The Haitian town of Belladère rests more than 80 miles from Port-au-Prince, along the border with the Dominican Republic. In the center of town is the restaurant Chez Emie, where Nadia Fleurimé works as both a cook and a server. If you ask her about her daughter Narlie, she will smile, and ask you if you’d like to meet her—she’s playing in the yard at the side of the restaurant. They are together, and in the aftermath of the January 12 earthquake, this scene would have been hard to imagine.
Nadia was living in Port-au-Prince and running a quick errand when the earthquake struck. She rushed home to find Narlie seriously injured. Part of the house had fallen on her as she lay in bed. Family members were able to pull Narlie from the rubble, and she was taken to a hotel being used as an overflow hospital. After a few days she was taken to Haiti’s General Hospital. Nadia was with her daughter day and night.
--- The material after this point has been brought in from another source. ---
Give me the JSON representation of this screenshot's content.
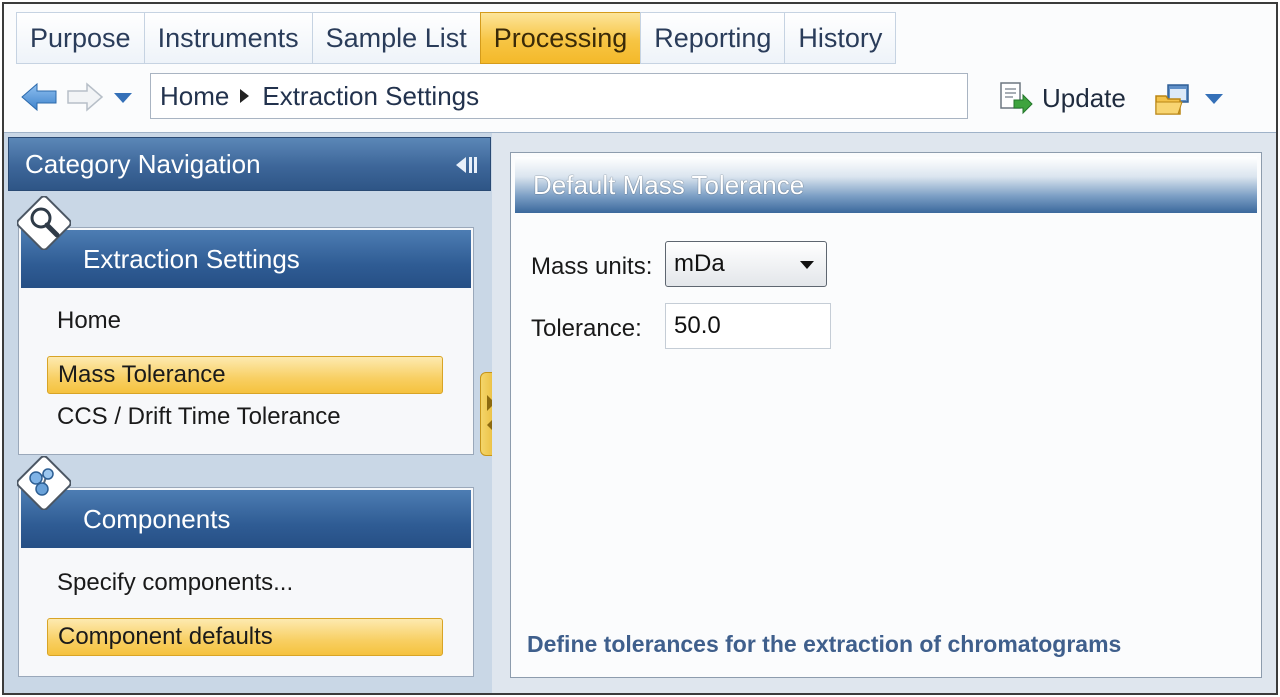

Doctors soon realized they were ill-equipped to deal with the severity of Narlie’s wounds, which included a badly injured leg and a severe head injury that caused so much swelling only one of her eyes opened. Doctors told Nadia that Narlie would be transferred to the USSNS Comfort, an American ship docked off the coast of Haiti and operating as a hospital for the most severely injured, but that she wouldn’t be able to accompany her daughter.
Narlie was discharged from the Comfort three weeks later and placed in another hospital, where she continued to receive treatment—but her family believed she was still on the ship. The hospital had no information on Narlie’s family, so the center director called Heartland Alliance.
Heartland Alliance led the UNICEF-funded Family Tracing and Reunification Project, which worked to identify thousands of children separated from their families after the earthquake. Our child protection officers were able to get several key pieces of information from Narlie about her life: the name of her school and her teacher, the church her family attended. With this information, Heartland Alliance child protection officers were able to track down Nadia, who had left the capital to live with her cousin in Belladère, a town undamaged by the earthquake.
Nadia was overjoyed to finally learn news of her daughter. Narlie and Nadia were finally reunited on April 9, nearly three months after the earthquake. They received a reunification kit from Heartland Alliance with clothing and household items, and they returned to Belladère.
Narlie lost part of her right ear. She will need plastic surgery in the future, and she continues to walk with a pronounced limp. But she is alive today and has been reunited with her mother. For Narlie, as for many in Haiti, there is a long road to recovery ahead. Thanks to Heartland Alliance and our local partners, many children will face this road with their parents at their side.